Keheningan menggantung. Bukan canggung, tapi penuh makna. Dua insan, dua kepala yang berbeda—perempuan yang intuitif dan tenang, laki-laki yang logis dan tangguh—yang selama bertahun-tahun berbagi beban dan visi.

“Kalau nanti saya pindah,” kata Tamarin pelan, “tetap lanjutkan, ya. Semua yang sudah kita bangun. Trust itu, budaya itu.”

Yonathan menatap jauh ke luar jendela, ke arah cahaya senja yang menyelinap masuk di sela tirai ruang staf.

“Saya nggak janji bisa sekuat njenengan. Tapi saya janji akan jaga yang sudah kita tanam.”

Tamarin tersenyum. “Itu cukup.”

Dan saat itu juga mereka sadar—apa yang mereka bangun lebih dari sekadar proyek renovasi. Itu adalah warisan nilai: integritas, empati, dan persahabatan profesional yang jarang ditemukan tapi tak tergantikan. Mungkin jalan mereka akan bercabang, tapi benang merah itu tetap mengikat: kepercayaan yang ditumbuhkan dalam kolaborasi nyata, dan persahabatan yang tumbuh dari saling hormat, bukan dari kesamaan.



Yang Tertinggal dan Tetap Terhubung

Pagi itu lorong Flamboyan terasa berbeda. Hening tapi penuh isyarat. Poster-poster motivasi yang biasanya dipasang di papan informasi kini berganti dengan tulisan besar: “Terima kasih dr. Tamarin”. Di bawahnya, tempelan kertas kecil bertuliskan ucapan tangan para staf. Ada yang rapi, ada yang sekadar coretan tergesa saat dinas malam.

Tamarin berdiri di depan ruang staf. Blus putih bersihnya tertata rapi, senyumnya terjaga—seperti biasa. Tapi matanya menyiratkan banyak hal: kenangan, harapan, dan kepergian yang tidak ringan.

Di dalam ruangan, tim sudah berkumpul.
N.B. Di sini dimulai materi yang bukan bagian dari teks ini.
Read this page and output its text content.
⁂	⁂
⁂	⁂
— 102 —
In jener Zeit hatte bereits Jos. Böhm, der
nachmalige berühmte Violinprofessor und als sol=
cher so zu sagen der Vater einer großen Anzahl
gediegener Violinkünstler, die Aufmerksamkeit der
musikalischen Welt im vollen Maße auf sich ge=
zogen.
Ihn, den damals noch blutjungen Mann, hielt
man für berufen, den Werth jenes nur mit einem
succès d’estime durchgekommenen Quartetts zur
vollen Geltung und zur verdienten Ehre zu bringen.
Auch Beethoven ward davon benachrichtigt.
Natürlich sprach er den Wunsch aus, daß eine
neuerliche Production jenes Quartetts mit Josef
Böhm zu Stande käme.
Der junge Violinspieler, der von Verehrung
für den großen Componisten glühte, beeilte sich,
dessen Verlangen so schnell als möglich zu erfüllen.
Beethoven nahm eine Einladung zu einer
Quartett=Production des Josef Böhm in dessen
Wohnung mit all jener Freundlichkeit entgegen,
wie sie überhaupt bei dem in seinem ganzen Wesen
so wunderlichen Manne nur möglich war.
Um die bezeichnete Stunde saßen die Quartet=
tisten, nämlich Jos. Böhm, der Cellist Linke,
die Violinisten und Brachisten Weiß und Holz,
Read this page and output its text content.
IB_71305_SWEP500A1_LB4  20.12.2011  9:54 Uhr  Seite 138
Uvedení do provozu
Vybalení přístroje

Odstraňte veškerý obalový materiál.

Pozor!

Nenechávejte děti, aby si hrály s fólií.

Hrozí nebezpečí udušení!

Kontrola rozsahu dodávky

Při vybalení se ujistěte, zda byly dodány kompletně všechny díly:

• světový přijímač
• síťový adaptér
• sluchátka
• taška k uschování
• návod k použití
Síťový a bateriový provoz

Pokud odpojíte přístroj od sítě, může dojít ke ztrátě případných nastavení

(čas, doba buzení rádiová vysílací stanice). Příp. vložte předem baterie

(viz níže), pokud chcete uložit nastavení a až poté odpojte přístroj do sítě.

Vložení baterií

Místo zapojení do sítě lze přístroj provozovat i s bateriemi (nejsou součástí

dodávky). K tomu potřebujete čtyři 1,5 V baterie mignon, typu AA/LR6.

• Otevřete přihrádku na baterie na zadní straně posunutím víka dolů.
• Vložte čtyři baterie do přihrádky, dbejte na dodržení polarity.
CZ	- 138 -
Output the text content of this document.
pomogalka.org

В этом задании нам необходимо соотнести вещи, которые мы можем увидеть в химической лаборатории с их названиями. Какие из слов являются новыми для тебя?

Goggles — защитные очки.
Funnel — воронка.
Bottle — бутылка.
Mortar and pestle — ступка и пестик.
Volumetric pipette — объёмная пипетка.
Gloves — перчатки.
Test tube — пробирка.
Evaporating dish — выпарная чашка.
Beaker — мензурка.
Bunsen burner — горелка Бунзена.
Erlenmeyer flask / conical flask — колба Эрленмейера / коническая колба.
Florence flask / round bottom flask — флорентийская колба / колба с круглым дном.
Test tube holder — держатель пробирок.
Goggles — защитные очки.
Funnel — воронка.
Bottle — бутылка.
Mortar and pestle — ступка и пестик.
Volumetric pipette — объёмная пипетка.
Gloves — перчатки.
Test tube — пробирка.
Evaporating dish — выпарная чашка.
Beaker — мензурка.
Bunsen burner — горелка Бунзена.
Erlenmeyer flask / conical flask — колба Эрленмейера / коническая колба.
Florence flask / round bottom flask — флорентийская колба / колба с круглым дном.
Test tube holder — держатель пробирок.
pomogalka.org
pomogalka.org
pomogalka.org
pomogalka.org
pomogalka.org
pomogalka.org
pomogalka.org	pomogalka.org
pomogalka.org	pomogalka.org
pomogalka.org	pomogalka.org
Ns. Yonathan berdiri agak di belakang, menyilangkan tangan di dada. Biasanya dia yang paling awal bicara saat briefing. Tapi kali ini, dia hanya diam.

“Selamat pagi,” kata Tamarin pelan. Suaranya terdengar lebih berat dari biasanya. “Hari ini bukan cuma hari terakhir saya di ruang Flamboyan. Tapi juga akhir dari sebuah babak yang luar biasa.”

Ia menatap satu per satu wajah yang dikenalnya—kepala ruang yang dulu sempat bersilang pendapat dengannya, perawat junior yang pernah ia bela di tengah skorsing yang tidak adil, bahkan cleaning service yang dulu ia ajak bicara saat semua orang terlalu sibuk.

“Saya percaya, setiap ruang yang kita bangun bukan hanya soal fisik. Tapi soal relasi. Soal kepercayaan.”

Beberapa kepala menunduk. Tamarin menghela napas.

“Dan di antara semua yang saya pelajari di sini, satu hal yang paling berharga adalah... kolaborasi. Terutama dengan anda, Pak Yo.” Ia menoleh ke Yonathan.

Yonathan mengangkat wajah, tak mengelak. “Bos,” katanya, agak tergagap. “Saya... nggak pandai pidato. Tapi saya tahu satu hal: njenengan datang ke Flamboyan bukan buat bangun ruang, tapi buat bangun kami.”

Ruangan hening. Beberapa mata berkaca-kaca.

“Dan karena itu,” lanjut Yonathan, “apa pun posisi njenengan nanti, bagi kami, njenengan tetap bagian dari Flamboyan.”

Tamarin tersenyum, kali ini tidak ditahan. “Terima kasih. Tapi saya tidak akan benar-benar pergi. Saya titip, Pak Yo. Jaga api itu. Supaya tetap menyala.”

Yonathan mengangguk. “Siap, dok. Selalu.”

Dan di akhir sesi, saat semua staf berdiri memberi penghormatan, tak satu pun dari mereka merasa ini akhir. Sebab ketika nilai-nilai sudah ditanam, dan persahabatan telah menemukan bentuknya, perpisahan hanya berarti berubahnya bentuk kebersamaan—bukan hilangnya.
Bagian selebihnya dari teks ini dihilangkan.